One client simply responded with ‘Did Andy forget to dress up? I’ve never seen a fat skeleton before.’
Why? Just why. Why the fuck would you say something like that?
I moved away from my desk and said out loud, ‘Fucking hell. I’ve just been called fat by a client’. Everyone stopped and looked at me with confusion. What do you say to someone who has just being humiliated like that? ‘It’s ok, you’re not fat’? ‘Oh Andy they are just being a c***’. The truth is that nothing will fix the situation or make that person feel ok. The look of horror, disgust and heart break on my colleagues face summed it up. A line was crossed that shouldn’t have been.
I typed furiously trying to be witty. ‘Well my medals from all my marathons add the extra kilos’. ‘It’s all the post race food I’ve eaten from the 30+ marathons and 8 ultra marathons I’ve completed’. ‘Do you even know anything about me you fucking c***?’. ‘In the last four weeks I’ve lost a stone, what a fat fuck I am for doing something about it you ignorant prick’.
Every sentenced I typed, I deleted.
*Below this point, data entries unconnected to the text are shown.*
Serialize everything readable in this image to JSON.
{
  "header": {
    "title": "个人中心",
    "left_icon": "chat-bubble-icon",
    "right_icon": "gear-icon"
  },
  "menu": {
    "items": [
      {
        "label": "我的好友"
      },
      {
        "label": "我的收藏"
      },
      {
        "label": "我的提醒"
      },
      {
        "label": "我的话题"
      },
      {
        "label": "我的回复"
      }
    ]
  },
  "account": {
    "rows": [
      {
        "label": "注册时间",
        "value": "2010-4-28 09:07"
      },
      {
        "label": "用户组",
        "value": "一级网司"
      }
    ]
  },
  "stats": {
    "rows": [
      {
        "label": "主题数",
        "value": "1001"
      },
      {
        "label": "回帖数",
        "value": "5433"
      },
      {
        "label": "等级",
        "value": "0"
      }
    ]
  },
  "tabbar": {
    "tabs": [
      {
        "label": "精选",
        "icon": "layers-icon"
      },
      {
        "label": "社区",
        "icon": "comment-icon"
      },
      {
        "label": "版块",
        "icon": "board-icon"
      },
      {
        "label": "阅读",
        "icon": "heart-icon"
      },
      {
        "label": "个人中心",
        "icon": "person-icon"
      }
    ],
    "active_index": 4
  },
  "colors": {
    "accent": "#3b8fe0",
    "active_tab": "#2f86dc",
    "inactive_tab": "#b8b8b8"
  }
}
Nothing I could write would have been good enough. I don’t need to justify my weight gain/loss, especially to someone I don’t know and whom has just called me fat. So I did what any 32 year old who has just being called fat and humiliated in front of their colleagues would do… I went to the toilets and cried.
Overweight people are the easy targets. Think of the biggest person you know. Mentally write a list describing them physically. How far down that list do you put their weight. Before hair and eye colour? Did you mention their height? Hopefully you put it as far down as possible, however it’s ok if it’s near the top. The reason I asked you to do this, is to see that the size of someone is always thought of. It’s generally the first thing people notice. Is that wrong? I don’t know. But I do know that I’m more than my weight, as are you. That’s something I tell myself every day and something that many other people in my shoes do as well. We need to because it helps during the moments when people telling us that we are fat.
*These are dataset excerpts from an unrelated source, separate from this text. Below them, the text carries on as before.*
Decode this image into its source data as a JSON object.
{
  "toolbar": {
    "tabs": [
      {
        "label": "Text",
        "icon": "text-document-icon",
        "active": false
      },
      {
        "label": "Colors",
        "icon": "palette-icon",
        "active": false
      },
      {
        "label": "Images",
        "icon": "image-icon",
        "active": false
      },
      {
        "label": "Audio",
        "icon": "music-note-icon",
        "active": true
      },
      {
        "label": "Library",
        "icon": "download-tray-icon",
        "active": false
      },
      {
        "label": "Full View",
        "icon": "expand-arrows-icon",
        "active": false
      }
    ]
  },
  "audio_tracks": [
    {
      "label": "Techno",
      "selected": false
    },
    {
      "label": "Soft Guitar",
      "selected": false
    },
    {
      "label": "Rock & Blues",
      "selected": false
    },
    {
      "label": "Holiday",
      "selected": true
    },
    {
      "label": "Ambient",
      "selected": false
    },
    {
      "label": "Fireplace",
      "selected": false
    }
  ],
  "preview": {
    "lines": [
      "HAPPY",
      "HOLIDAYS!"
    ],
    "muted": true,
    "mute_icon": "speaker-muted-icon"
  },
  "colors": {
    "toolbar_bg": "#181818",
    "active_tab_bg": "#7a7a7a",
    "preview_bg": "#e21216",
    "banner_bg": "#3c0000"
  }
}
After I wiped my tears, I went back to work. I looked at that email about 20 times before deleting it. Typically I tried to get out of my run, however my fiancé told me not to let such an idiot ruin my run. And I didn’t. I stuck to my plan, we ran together and then I began to write this blog. While life goes on, it will be difficult to forget what happened today.
I struggle with my weight and have done so for 16 years. I don’t like to be called fat and I don’t think anyone should be called that. It’s not a very nice thing to say to anyone, so please don’t. Whether you have a six pack, morbidly obese or are somewhere in between, we are all more than the number on the scale. We certainly are more than a body type. I’m a runner and that’s pretty epic. If you do get called fat, ignore them because they are not worth your time, emotions or even a blog post. Clearly I need to take my own advice which I am more than happy to work on.
I do appreciate you reading this blog and understand it’s not the usual style for me. However it’s a message I wanted to make public. The next blog will be a race review of Maverick Oxfordshire.
Until then, my name is Andy and I hope you never get called fat… Also a good race!